Fitzpatrick utilizes flashback chapters to explain how and why Ilya arrives with a burden. The change of location keeps the story line straight. But there are many similarities between the two towns which reach far beyond the refineries. One could substitute for the other.
The author subtly presents the split between students who become engaged in learning and those that fall prey to outside sources. There is a large presence of drugs in both towns and the writer successfully demonstrates the many forces involved in drug abuse. Along with the use of drugs and alcohol, the novel touches upon teen sex as an outgrowth of the disengagement of students from school activities.
Entwined with the story of Ilya and his brother Vladimir are a series of brutal murders. A major twist occurs when Vladimir confesses to the crimes. But Ilya does not believe the confession. Furthermore, he is determined to prove the confession was coerced.
Lights All Night Long in America
Ilya’s exchange family is given the contemporary stereotype of Evangelical Christians.

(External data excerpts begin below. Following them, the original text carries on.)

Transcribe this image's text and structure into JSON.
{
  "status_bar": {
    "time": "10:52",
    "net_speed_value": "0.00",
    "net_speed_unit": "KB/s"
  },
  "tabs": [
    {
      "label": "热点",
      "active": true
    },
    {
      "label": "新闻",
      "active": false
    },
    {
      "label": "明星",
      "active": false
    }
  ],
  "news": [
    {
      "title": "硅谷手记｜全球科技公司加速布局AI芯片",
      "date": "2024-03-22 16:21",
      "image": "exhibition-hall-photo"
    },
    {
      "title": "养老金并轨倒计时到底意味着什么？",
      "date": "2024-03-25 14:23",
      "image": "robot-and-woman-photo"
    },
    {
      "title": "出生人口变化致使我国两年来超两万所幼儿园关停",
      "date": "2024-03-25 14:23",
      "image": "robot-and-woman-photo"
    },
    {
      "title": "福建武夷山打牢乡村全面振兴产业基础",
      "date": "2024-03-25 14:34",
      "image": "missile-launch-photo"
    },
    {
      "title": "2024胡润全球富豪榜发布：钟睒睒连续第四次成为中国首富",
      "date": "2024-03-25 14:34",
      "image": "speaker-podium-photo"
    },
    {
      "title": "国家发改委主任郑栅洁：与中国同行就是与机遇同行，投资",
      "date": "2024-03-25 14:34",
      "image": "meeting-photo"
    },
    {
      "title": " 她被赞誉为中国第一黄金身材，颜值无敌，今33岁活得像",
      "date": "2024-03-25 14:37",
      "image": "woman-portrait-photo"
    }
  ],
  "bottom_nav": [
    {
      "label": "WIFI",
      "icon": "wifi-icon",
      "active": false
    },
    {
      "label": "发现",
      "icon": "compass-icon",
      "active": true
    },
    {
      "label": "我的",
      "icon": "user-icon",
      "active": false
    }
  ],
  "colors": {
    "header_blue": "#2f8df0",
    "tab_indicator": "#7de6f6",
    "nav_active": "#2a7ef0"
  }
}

But the oldest child, Sadie, does not quite fit in. Yet, she has her own reasons for staying out of the hardcore drug scene.
Between Ilya and Sadie, Fitzpatrick demonstrates through the actions of her characters the close binds of family. Both youngsters rise above the drug drenched culture found in many places today. But both are loyal to those captured by drug addiction.
Lights All Night Long is an excellent debut novel. The chapter flashbacks are a key part of the story. Lydia Fitzpatrick does a good job of moving the story along during the flashbacks and the current day chapters. The twists and turns in the murder plot keep the reader turning the pages.
But what I liked best about the book were the characters. At first glimpse many seem stereotypical. But they are not. Each develops into a complex human being. Perfection does not exist, but neither does total failure. Above all, there is love.